2. Haciz bildirisini alan 3. şahıs, haciz bildiriminin kendisine tebliğ edildiği tarihten itibaren 7 gün içerisinde ilgili vergi dairesine itirazda bulunmadığı takdirde, aynı maddenin üçüncü fıkrasında açıklandığı üzere mal elinde ve borç zimmetinde sayılır ve hakkında haciz ve takip işlemleri uygulanır. Bundan sonra, 3. kişi hakkında ödeme emri düzenlenerek takip işlemlerine başlanır.
3. Haciz bildirisine karşı süresi içerisinde itiraz etmediğinden zimmetinde sayılan borç için veya elinde bulunduğu sayılan mal için 3. kişi haciz bildiriminin tebliği tarihinden itibaren bir yıl içerisinde genel mahkemelerde menfi tespit davası açabilir. Kanunda öngörülen bir yıllık süre, hak düşürücü niteliktedir.

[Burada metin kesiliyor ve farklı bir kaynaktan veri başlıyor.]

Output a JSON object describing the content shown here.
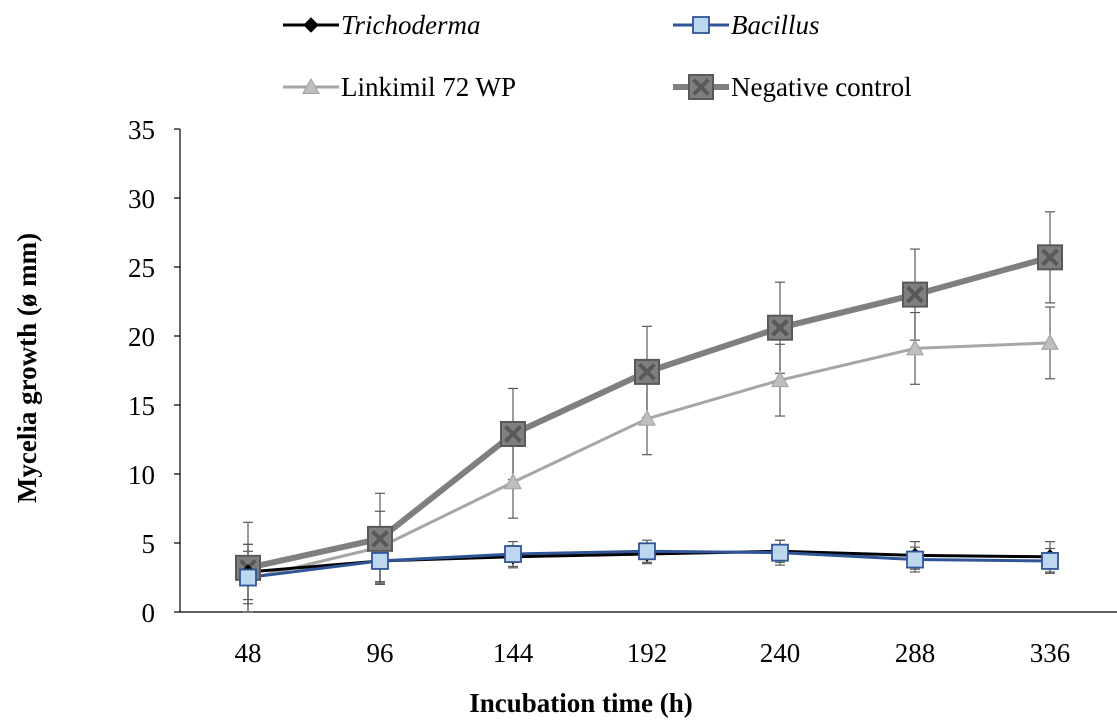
{
  "chart_data": {
    "type": "line",
    "xlabel": "Incubation time (h)",
    "ylabel": "Mycelia growth (ø mm)",
    "categories": [
      "48",
      "96",
      "144",
      "192",
      "240",
      "288",
      "336"
    ],
    "ylim": [
      0,
      35
    ],
    "yticks": [
      "0",
      "5",
      "10",
      "15",
      "20",
      "25",
      "30",
      "35"
    ],
    "grid": false,
    "legend_position": "top",
    "series": [
      {
        "name": "Trichoderma",
        "italic": true,
        "color": "#000000",
        "marker": "diamond",
        "values": [
          2.9,
          3.7,
          4.0,
          4.2,
          4.4,
          4.1,
          4.0
        ],
        "errors": [
          2.0,
          1.5,
          0.8,
          0.7,
          0.8,
          1.0,
          1.1
        ]
      },
      {
        "name": "Bacillus",
        "italic": true,
        "color": "#2F5597",
        "marker_fill": "#BDD7EE",
        "marker": "square",
        "values": [
          2.5,
          3.7,
          4.2,
          4.4,
          4.3,
          3.8,
          3.7
        ],
        "errors": [
          1.9,
          1.6,
          0.9,
          0.8,
          0.9,
          0.9,
          0.9
        ]
      },
      {
        "name": "Linkimil 72 WP",
        "italic": false,
        "color": "#A6A6A6",
        "marker": "triangle",
        "values": [
          2.4,
          4.7,
          9.4,
          14.0,
          16.8,
          19.1,
          19.5
        ],
        "errors": [
          2.5,
          2.6,
          2.6,
          2.6,
          2.6,
          2.6,
          2.6
        ]
      },
      {
        "name": "Negative control",
        "italic": false,
        "color": "#7F7F7F",
        "marker": "x-square",
        "values": [
          3.2,
          5.3,
          12.9,
          17.4,
          20.6,
          23.0,
          25.7
        ],
        "errors": [
          3.3,
          3.3,
          3.3,
          3.3,
          3.3,
          3.3,
          3.3
        ]
      }
    ]
  }
}
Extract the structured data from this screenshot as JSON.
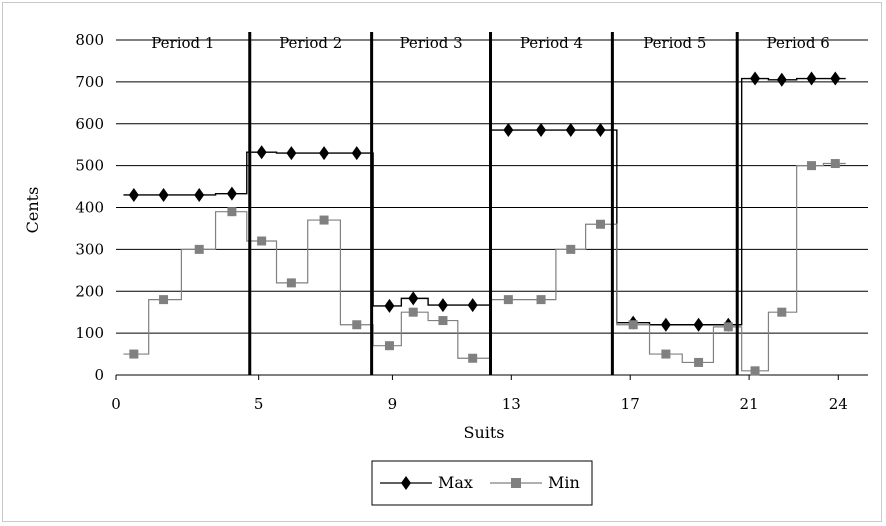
{
  "chart_data": {
    "type": "line",
    "xlabel": "Suits",
    "ylabel": "Cents",
    "xlim": [
      0,
      24
    ],
    "ylim": [
      0,
      800
    ],
    "y_ticks": [
      0,
      100,
      200,
      300,
      400,
      500,
      600,
      700,
      800
    ],
    "x_tick_labels": [
      {
        "value": 0,
        "label": "0"
      },
      {
        "value": 4.8,
        "label": "5"
      },
      {
        "value": 9.3,
        "label": "9"
      },
      {
        "value": 13.3,
        "label": "13"
      },
      {
        "value": 17.3,
        "label": "17"
      },
      {
        "value": 21.3,
        "label": "21"
      },
      {
        "value": 24.3,
        "label": "24"
      }
    ],
    "grid": true,
    "legend_position": "bottom-center",
    "periods": [
      {
        "label": "Period 1",
        "start": 0,
        "end": 4.5
      },
      {
        "label": "Period 2",
        "start": 4.5,
        "end": 8.6
      },
      {
        "label": "Period 3",
        "start": 8.6,
        "end": 12.6
      },
      {
        "label": "Period 4",
        "start": 12.6,
        "end": 16.7
      },
      {
        "label": "Period 5",
        "start": 16.7,
        "end": 20.9
      },
      {
        "label": "Period 6",
        "start": 20.9,
        "end": 25
      }
    ],
    "series": [
      {
        "name": "Max",
        "color": "#000000",
        "marker": "diamond",
        "points": [
          [
            0.6,
            430
          ],
          [
            1.6,
            430
          ],
          [
            2.8,
            430
          ],
          [
            3.9,
            433
          ],
          [
            4.9,
            532
          ],
          [
            5.9,
            530
          ],
          [
            7.0,
            530
          ],
          [
            8.1,
            530
          ],
          [
            9.2,
            165
          ],
          [
            10.0,
            183
          ],
          [
            11.0,
            167
          ],
          [
            12.0,
            167
          ],
          [
            13.2,
            585
          ],
          [
            14.3,
            585
          ],
          [
            15.3,
            585
          ],
          [
            16.3,
            585
          ],
          [
            17.4,
            125
          ],
          [
            18.5,
            120
          ],
          [
            19.6,
            120
          ],
          [
            20.6,
            120
          ],
          [
            21.5,
            708
          ],
          [
            22.4,
            705
          ],
          [
            23.4,
            708
          ],
          [
            24.2,
            708
          ]
        ]
      },
      {
        "name": "Min",
        "color": "#808080",
        "marker": "square",
        "points": [
          [
            0.6,
            50
          ],
          [
            1.6,
            180
          ],
          [
            2.8,
            300
          ],
          [
            3.9,
            390
          ],
          [
            4.9,
            320
          ],
          [
            5.9,
            220
          ],
          [
            7.0,
            370
          ],
          [
            8.1,
            120
          ],
          [
            9.2,
            70
          ],
          [
            10.0,
            150
          ],
          [
            11.0,
            130
          ],
          [
            12.0,
            40
          ],
          [
            13.2,
            180
          ],
          [
            14.3,
            180
          ],
          [
            15.3,
            300
          ],
          [
            16.3,
            360
          ],
          [
            17.4,
            120
          ],
          [
            18.5,
            50
          ],
          [
            19.6,
            30
          ],
          [
            20.6,
            115
          ],
          [
            21.5,
            10
          ],
          [
            22.4,
            150
          ],
          [
            23.4,
            500
          ],
          [
            24.2,
            505
          ]
        ]
      }
    ]
  }
}
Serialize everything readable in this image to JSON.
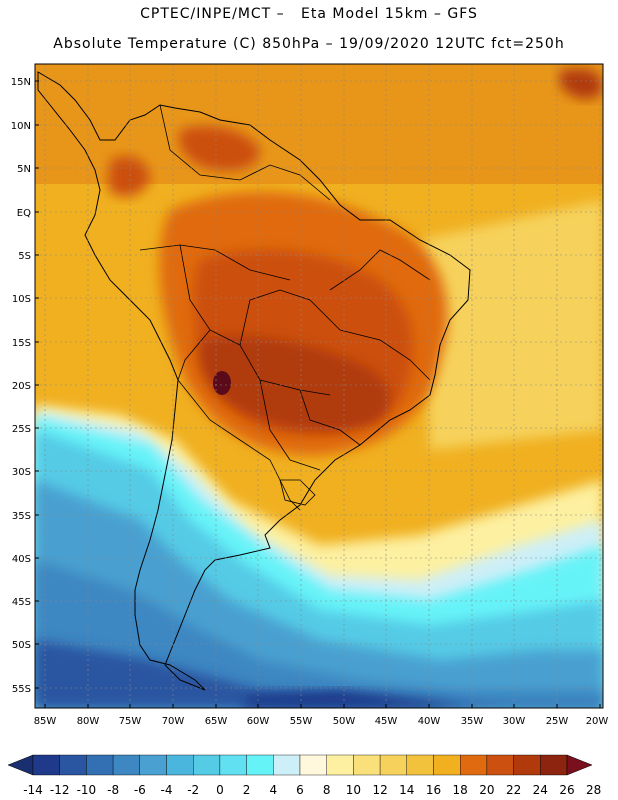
{
  "header": {
    "line1": "CPTEC/INPE/MCT –   Eta Model 15km – GFS",
    "line2": "Absolute Temperature (C) 850hPa – 19/09/2020 12UTC fct=250h"
  },
  "map": {
    "lat_labels": [
      "15N",
      "10N",
      "5N",
      "EQ",
      "5S",
      "10S",
      "15S",
      "20S",
      "25S",
      "30S",
      "35S",
      "40S",
      "45S",
      "50S",
      "55S"
    ],
    "lon_labels": [
      "85W",
      "80W",
      "75W",
      "70W",
      "65W",
      "60W",
      "55W",
      "50W",
      "45W",
      "40W",
      "35W",
      "30W",
      "25W",
      "20W"
    ]
  },
  "colorbar": {
    "labels": [
      "-14",
      "-12",
      "-10",
      "-8",
      "-6",
      "-4",
      "-2",
      "0",
      "2",
      "4",
      "6",
      "8",
      "10",
      "12",
      "14",
      "16",
      "18",
      "20",
      "22",
      "24",
      "26",
      "28"
    ],
    "colors": [
      "#1f3a8a",
      "#2a55a0",
      "#3270b3",
      "#3d87c2",
      "#4aa0d0",
      "#4bb6dd",
      "#55cbe6",
      "#60e0f0",
      "#66f3f8",
      "#cdeff8",
      "#fff8dc",
      "#fdf0a0",
      "#f9e07a",
      "#f6d25c",
      "#f3c23d",
      "#f0b020",
      "#e06a10",
      "#cc5010",
      "#b03a0c",
      "#8c2410"
    ],
    "under_color": "#1a2f70",
    "over_color": "#7a0f1e"
  }
}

4. Yukarıdaki açıklamalar çerçevesinde somut olay değerlendirildiğinde; davanın bir yıllık hak düşürücü süre içerisinde açılmadığı anlaşılmakla, davacı vekilinin temyiz itirazlarının reddi ile usul ve kanuna uygun bulunan kararın onanmasına karar vermek gerekmiştir.
VI. KARAR
Açıklanan sebeplerle;
Temyiz olunan Bölge Adliye Mahkemesi kararının 6100 sayılı Hukuk Muhakemeleri Kanunu'nun 370 inci maddesinin birinci fıkrası uyarınca ONANMASINA,
Aşağıda yazılı bakiye temyiz harcının temyiz edene yükletilmesine,
Dosyanın İlk Derece Mahkemesine, kararın bir örneğinin Bölge Adliye Mahkemesine gönderilmesine,
17.01.2024 tarihinde oy birliğiyle karar verildi.